The cancer survivor group was invited to stand in front of the stage, in rows facing the stage, according to length of survival years, starting with one year (newly diagnosed) and going up to thirty-plus years.
The first row was asked to turn and face the second row, and were told that they were "their hope." This continued until all were survivors were facing the audience. Applause ensued.
The longest survivors held the Relay for Life purple banner and the Knights of Columbus Color Guard lead the way as the Survivor Lap around the track began. A purple and white balloon arch awaited them. Caregivers and supporters soon joined the walk. Fundraising team members made sure they had someone walking the laps at all times during the night.
Thirty-three year cancer survivor Joyce Bennett from Danbury said she's been coming to this event for 4 years.
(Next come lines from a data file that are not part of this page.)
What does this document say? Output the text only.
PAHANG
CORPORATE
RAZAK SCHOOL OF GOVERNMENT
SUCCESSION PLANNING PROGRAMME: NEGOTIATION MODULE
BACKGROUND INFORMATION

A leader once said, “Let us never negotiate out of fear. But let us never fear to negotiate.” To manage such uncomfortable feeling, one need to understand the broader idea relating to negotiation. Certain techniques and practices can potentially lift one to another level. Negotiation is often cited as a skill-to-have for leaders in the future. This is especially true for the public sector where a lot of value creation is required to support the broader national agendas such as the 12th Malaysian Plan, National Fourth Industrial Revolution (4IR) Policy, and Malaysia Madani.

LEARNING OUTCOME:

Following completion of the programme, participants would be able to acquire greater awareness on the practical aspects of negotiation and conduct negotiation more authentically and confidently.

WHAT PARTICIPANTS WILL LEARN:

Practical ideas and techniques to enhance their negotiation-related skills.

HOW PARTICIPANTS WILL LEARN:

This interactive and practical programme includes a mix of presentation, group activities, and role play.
She said, "I love it. It's a fun thing to go to, to raise money for the cancer. I like seeing the same people coming here. Survivors are still survivors."
Joyce Bennett's caregiver Cathy Jasmine said they've been friends since 1977 and they first met in a grocery store where they both had worked. This is her second year attending the Bethel Relay for Life. "I never realized what it was, I was very impressed." Cathy said.
The Luminaria ceremony began at darkness, as a row of volunteers stood on the stage holding Luminaria bags, "lit" one by one, with glow sticks.
A walk past Luminaria bags lining the track completed the Luminaria Ceremony, as people walked with their lit glow sticks, in silence.
The words on four large Luminaria bag replicas in front of the stage were also lit, and read "Hope, Celebrate, Remember" and "Fight Back."
The slogan on a banner in the stands read "There is no finish line until we find a cure."